We decided we should leave our mooring at 2pm in order to arrive at the East River at Throgs Neck just before high tide. This, the books assure us, will give us a fair current for the entire 15 mile passage.
Alan joined us for coffee and a last visit for the next couple of weeks until we meet up again somewhere in the Chesapeake Bay. And our mooring neighbors from another Manta catamaran, What If, dinghied over for a quick introduction. All of this took our minds off the impending challenge.
Finally, just before two o’clock we fired up the engines and dropped the mooring, then circled Snow White and waved goodbye for now and headed out of Manhasset Bay and into the Sound.
We reached our official starting point, Throgs Neck Bridge, right on time.
For the next two hours we experienced one of the greatest cities in the world from a new vantage point. I remembered the first time Jack took me out on his little powerboat in Pittsburgh, how different the city looked from the water.
Most of New York City is on islands but you tend to forget that when you’re on land and navigating it by car or subway. By boat, negotiating the twists and turns of the East River, you’re reminded that the city is here because of the water and especially that the water was the primary mode of transportation for much of its history.
Shortly after entering the East River we started to see some of the underpinnings of the city, LaGuardia airport, a waste water treatment plant, Rikers Island.
Some of the bridges were beautiful.
As we approached Hell Gate we got a little nervous because a couple of sailor friends had dire warnings of swirling eddies and swift currents. On the other hand Alan told us it was no big deal, but he’s got that understated Brit thing so we went on high alert anyway.
The turn into Hell Gate went well. We could see some disturbed water, but Escape Velocity is so maneuverable that Jack steered right through it with no problems. It was only as we approached Roosevelt Island that we saw how fast the current was. Our boat speed topped out at 10 knots, but I didn’t get a shot of that.
We were now motoring between Roosevelt Island and Manhattan, and what a thrill it was to see New York from here!
The farther downtown we got the more the water traffic picked up. A float plane landed in front of us. There were helicopters overhead. We could hear the auto traffic thundering along the FDR highway. And suddenly we were surrounded by ferries.
As we passed under the last two beautiful bridges over the East River we were both twisting our heads around tracking the many ferries that seemed to want to converge on where we were. None of the ferry routes were marked on our charts so we kept close to Governor’s Island hoping to stay out of their way. Meanwhile there were a couple of small recreational sailboats blithely tacking back and forth. They obviously had stronger constitutions that we do!
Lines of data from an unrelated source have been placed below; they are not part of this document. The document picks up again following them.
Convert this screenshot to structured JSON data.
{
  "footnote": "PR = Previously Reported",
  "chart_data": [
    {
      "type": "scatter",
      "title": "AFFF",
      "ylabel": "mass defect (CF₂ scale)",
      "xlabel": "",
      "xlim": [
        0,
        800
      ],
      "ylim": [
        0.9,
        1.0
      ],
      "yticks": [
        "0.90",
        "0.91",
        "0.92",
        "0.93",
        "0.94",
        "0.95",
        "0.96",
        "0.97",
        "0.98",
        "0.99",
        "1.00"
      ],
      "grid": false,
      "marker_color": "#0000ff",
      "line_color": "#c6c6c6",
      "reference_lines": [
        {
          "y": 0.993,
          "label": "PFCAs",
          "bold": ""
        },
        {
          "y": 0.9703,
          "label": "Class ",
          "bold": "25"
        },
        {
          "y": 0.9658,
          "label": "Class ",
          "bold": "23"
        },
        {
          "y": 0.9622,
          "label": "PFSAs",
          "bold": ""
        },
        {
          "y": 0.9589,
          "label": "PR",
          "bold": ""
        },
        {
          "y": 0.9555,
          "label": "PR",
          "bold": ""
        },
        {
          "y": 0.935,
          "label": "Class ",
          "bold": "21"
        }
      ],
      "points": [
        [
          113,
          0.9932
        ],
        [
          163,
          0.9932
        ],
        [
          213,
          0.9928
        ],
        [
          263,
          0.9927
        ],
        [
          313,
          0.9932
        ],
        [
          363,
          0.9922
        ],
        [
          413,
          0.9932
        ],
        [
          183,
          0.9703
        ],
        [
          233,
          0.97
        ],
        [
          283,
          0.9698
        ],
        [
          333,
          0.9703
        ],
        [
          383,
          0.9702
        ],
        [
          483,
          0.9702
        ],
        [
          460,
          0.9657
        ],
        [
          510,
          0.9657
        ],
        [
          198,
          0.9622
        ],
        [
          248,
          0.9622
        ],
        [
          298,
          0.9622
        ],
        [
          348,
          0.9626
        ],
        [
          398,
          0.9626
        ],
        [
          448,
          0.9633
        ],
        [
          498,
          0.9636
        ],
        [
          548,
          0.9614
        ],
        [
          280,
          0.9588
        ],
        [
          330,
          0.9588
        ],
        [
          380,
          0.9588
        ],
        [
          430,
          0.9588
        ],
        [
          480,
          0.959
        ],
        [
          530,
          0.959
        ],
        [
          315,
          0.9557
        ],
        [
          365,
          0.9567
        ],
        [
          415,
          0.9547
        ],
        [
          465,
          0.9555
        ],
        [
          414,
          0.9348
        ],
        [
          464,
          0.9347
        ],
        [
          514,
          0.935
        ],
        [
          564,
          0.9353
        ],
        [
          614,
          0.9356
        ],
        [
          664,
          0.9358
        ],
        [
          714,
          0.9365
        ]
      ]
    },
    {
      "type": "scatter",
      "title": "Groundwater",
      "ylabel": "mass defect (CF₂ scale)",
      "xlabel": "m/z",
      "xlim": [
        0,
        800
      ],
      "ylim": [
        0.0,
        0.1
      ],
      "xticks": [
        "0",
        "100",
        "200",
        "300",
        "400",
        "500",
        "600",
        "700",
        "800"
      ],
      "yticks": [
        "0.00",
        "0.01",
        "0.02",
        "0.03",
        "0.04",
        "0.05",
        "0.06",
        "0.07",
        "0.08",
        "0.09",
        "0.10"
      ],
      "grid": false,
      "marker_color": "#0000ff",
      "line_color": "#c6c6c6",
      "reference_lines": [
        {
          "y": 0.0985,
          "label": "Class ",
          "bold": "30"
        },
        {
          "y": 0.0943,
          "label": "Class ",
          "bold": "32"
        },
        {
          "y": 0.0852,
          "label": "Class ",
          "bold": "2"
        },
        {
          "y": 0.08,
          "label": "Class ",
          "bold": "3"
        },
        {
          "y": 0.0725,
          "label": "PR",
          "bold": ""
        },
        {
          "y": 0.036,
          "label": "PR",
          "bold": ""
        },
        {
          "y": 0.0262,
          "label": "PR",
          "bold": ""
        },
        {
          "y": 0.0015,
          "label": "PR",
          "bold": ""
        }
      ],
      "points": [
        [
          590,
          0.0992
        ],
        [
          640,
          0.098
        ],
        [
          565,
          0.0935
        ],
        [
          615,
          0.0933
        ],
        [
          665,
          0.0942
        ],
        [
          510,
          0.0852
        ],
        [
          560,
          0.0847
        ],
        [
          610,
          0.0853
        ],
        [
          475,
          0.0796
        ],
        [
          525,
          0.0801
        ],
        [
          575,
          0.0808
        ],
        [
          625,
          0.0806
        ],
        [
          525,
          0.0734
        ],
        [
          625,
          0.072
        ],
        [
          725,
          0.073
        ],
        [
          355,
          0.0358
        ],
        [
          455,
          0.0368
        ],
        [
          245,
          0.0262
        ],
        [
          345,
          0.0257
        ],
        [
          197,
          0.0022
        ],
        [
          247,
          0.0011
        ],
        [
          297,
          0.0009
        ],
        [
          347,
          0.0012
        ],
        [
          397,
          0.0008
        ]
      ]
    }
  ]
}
We chose our moment to cross the Hudson and head for Liberty Island and passed a beautiful schooner in full sail, and the ubiquitous Staten Island ferry.
Finally we made it across the Hudson and picked our way behind Miss Liberty to a hidden anchorage that would be our home for the night.
The whole trip from Port Washington to Liberty Island was only 20 miles and took a little over three hours, but we think it was one of the coolest passages we’ve done yet!